Hardware-Aware Tensor Networks for Real-Time Quantum-Inspired Anomaly Detection at Particle Colliders

Abstract

Quantum machine learning offers the ability to capture complex correlations in high-dimensional feature spaces, crucial for the challenge of detecting beyond the Standard Model physics in collider events, along with the potential for unprecedented computational efficiency in future quantum processors. Near-term utilization of these benefits can be achieved by developing quantum-inspired algorithms for deployment in classical hardware to enable applications at the "edge" of current scientific experiments. This work demonstrates the use of tensor networks for real-time anomaly detection in collider detectors. A spaced matrix product operator (SMPO) is developed that provides sensitivity to a variety beyond the Standard Model benchmarks, and can be implemented in field programmable gate array hardware with resources and latency consistent with trigger deployment.
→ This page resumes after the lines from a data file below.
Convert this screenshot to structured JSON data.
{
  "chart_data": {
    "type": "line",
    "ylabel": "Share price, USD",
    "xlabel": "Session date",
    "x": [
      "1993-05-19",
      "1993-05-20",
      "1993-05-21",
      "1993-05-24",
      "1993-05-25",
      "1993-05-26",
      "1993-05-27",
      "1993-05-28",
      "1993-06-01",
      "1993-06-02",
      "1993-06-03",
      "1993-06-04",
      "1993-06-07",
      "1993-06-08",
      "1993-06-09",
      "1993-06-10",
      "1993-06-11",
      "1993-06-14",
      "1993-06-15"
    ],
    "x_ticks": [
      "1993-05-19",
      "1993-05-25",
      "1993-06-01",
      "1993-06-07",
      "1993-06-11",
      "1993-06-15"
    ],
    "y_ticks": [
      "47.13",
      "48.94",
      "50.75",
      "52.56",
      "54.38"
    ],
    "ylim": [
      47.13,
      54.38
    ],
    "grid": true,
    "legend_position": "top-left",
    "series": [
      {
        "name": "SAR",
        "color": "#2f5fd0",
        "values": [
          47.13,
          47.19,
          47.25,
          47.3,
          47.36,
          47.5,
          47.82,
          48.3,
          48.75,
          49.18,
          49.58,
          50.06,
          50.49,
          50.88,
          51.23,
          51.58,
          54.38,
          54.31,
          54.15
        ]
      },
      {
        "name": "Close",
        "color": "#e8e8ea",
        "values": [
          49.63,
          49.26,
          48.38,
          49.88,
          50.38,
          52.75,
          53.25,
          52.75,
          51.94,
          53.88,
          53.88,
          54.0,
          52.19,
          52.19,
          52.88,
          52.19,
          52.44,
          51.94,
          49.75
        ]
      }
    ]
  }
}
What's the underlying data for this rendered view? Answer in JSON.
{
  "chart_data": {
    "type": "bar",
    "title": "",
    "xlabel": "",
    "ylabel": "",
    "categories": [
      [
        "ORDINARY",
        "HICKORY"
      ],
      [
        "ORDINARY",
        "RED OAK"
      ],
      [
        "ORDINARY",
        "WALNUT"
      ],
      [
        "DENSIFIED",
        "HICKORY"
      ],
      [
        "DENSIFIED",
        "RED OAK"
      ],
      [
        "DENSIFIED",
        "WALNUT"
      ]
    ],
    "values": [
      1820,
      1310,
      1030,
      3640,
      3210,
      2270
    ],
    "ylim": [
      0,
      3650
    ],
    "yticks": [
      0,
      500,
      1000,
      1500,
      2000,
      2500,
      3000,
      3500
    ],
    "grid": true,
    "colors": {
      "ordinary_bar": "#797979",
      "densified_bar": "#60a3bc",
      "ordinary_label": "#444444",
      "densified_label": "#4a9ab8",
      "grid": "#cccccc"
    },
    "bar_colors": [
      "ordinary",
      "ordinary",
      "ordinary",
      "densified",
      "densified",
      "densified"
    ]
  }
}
The cascaded SMPO architecture is introduced as an SMPO variation that affords greater flexibility and efficiency in ways that are key to edge applications in resource-constrained environments. These results reveal the benefit and near-term feasibility of deploying quantum-inspired ML in high energy colliders.

Figures (9)

• Figure 1: Embedded particle MPS that represents the input to the SMPO and CSMPO models. $p_i$ refers to the physical dimension, here with a value of 3, and $b_0$ refers to the trivial bond dimension with value 1.
• Figure 2: Quantum Mutual Information between sites of the input MPS in the SMPO architecture, comparing ordering based on particle type and $p_\mathrm{T}$ (left) and spectral ordering (right). The use of spectral ordering ensures particles with high QMI are near each other in the SMPO structure, allowing for reduced bond dimensions to capture correlations between inputs.
• Figure 3: Diagram of the SMPO model used in this work, where $b$ refers to the bond dimension and has a value of 4, $p_i$ refers to input physical dimension with a value of 3, and $p_o$ refers to the physical output dimension with a value of 3. The shaded node refers to the site in the SMPO with a physical output leg.
• Figure 4: Diagram of the CSMPO model used in this work, where $b_1$ and $b_2$ refer to the bond dimensions of the first and second layers respectively with values $b_1$ = $b_2$ = 2, $p_i$ refers to input physical dimension with a value of 3, $p'$ refers to physical dimension of the intermediate MPS created between the two layers with a value of 3, and $p_o$ refers to the output physical dimension with a value of 3. The shaded nodes refer to the sites in the CSMPO layers with physical output legs.
• Figure 5: ROC curve for the SMPO model, indicating AUC and TPR for all four test signals. The error band reflects the ensembled performance of ten identical model trainings with different random seeds. The solid line indicates the best performing model in the ensemble.